Hello sunshine, won’t you stay??
You know I always liked my walking shoes?
But you can get a little too fond of the blues?
You walk too far, you walk away?
Hello sunshine, won’t you stay?

Da gab es kein Halten mehr – Agatha und Akiko gingen in ihr Hotel, kaum waren sie auf ihrem Zimmer, gingen sie in‘s Bett miteinander. Als sie ordentlich erschöpft waren, sagte Agatha mit letzter Kraft: „Morgen kaufe ich Dir bei ‚Victoria‘s Secret‘ in der Old Bond Street Reizwäsche, die sich gewaschen hat, anders als Deine funktionale Unterwäsche!“

Am nächsten Tag erwarb Agatha für Akiko die feinsten, edelsten und verführerischen Dessous aller Zeiten – da waren vor allem ein BH, C-String, Hemdchen und Netzstrümpfe. Agatha ging für diesmal leer aus, da ihre Schränke voll waren mit Reizwäsche jeglicher Art. Akiko bedankte sich auf ihre Weise schüchtern, mit einem dahingehauchten Kuss.

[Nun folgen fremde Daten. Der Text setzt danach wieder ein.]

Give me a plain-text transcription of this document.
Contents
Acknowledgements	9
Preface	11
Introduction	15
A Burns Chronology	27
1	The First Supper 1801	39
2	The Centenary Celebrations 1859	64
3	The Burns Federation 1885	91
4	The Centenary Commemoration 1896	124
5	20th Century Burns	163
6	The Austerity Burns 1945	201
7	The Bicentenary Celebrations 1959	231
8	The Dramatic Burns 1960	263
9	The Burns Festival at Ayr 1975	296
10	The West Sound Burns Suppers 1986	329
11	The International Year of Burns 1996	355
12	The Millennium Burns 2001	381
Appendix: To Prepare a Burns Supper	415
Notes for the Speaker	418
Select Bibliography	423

Charlie Collins trudelte auf einmal wieder ein, für seine Verhältnisse weniger besoffen als normal – und er war pflegeleicht, das hatte seinen guten Grund, den er nicht verriet. Er war gar nicht sicher, ob er das wirklich erlebt hatte, oder ob er sich nur einbildete. So gar nicht sicher. Er hatte (in seinen Träumen oder in der Realität) jemanden umgebracht. Das Opfer lag aber unzweifelhaft da – daran war nicht zu rütteln.

Das war kein Fall, den Agatha gerne übernehmen wollte…

9

Sie begleitete lieber Akiko zu einem überraschenden Besuch in ihrer alten Heimat, konkret gesagt zu einer Visite bei den Ama-Taucherinnen. Diese waren längst versöhnt, was dem Umstand geschuldet war, dass die Taucherinnen aus der zweiten Reiche (und da gab es mehrere) mittlerweile fast genauso waren wie Akiko. Die Mädels hatten in der Zwischenzeit augenscheinlich emsig geübt, und auf breiterer Basis.

Sie begrüßten ihre Gäste herzlich. Sie berichteten gleich, dass es der Polizei gelungen war, die Verbrecher ausfindig zu machen, und zwar in einer Tokioter Spelunke, von der erfahren hatten, dass Yakuza (denn um solche handelte es sich zweifellos) sie frequentierten. Und da prahlte Einer, dass er die Ama namens Tamiko umgebracht hatte, und Zweiter, dass es ihm Spaß gemacht habe, sie zu malträtieren. Dann klickten die Handschellen. Die Ama-Taucherinnen waren zufrieden, dass die Täter vordergründig geschnappt worden waren, und nicht zufrieden zugleich, dass die Hintermänner dauerhaft in Dunkelheit verharrten.

Die Ama luden zu einem gemeinschaftlichen Essen (wie sie es gewohnt waren) – aus frischen Meeresfrüchten, die sie selbst aus dem Meer holten. Sie verzehrten oft gegrillte Seeigel oder Muscheln, die sie gerade erst gefangen hatten. Mit Agatha und Akiko hatten sie jede Menge Spaß. Dann trübte sich die Stimmung wieder, nämlich Akiko sich nach dem Befinden ihrer Lehrerin Sakura erkundigte.

„Was hat es damit auf sich?“, fragte Agatha. – „Das kann Dir nur unsere frühere Tauchschwester erklären. Wir haben zwar einen bestimmten Verdacht – aber wir wollen und da ‘raushalten!“, antwortete Crew.

„Also, es mittlerweile offensichtlich kein Geheimnis mehr – ich habe mit Sakura ein inniges Verhältnis gehabt!“ – „Ein sehr sehr inniges!“, sagten die übrigen Taucherinnen. „Du hast wie eine Klette an Sakura geklebt!“

„Und was ist dann passiert?“, fragte Agatha neugierig. – „Dann fand sie richtig, sich nach Tokio abzusetzen!“ Die Meinung der Crew war eindeutig. – „Dann wollen nicht daran rütteln!“, sagte Agatha, um die Debatte zu beenden.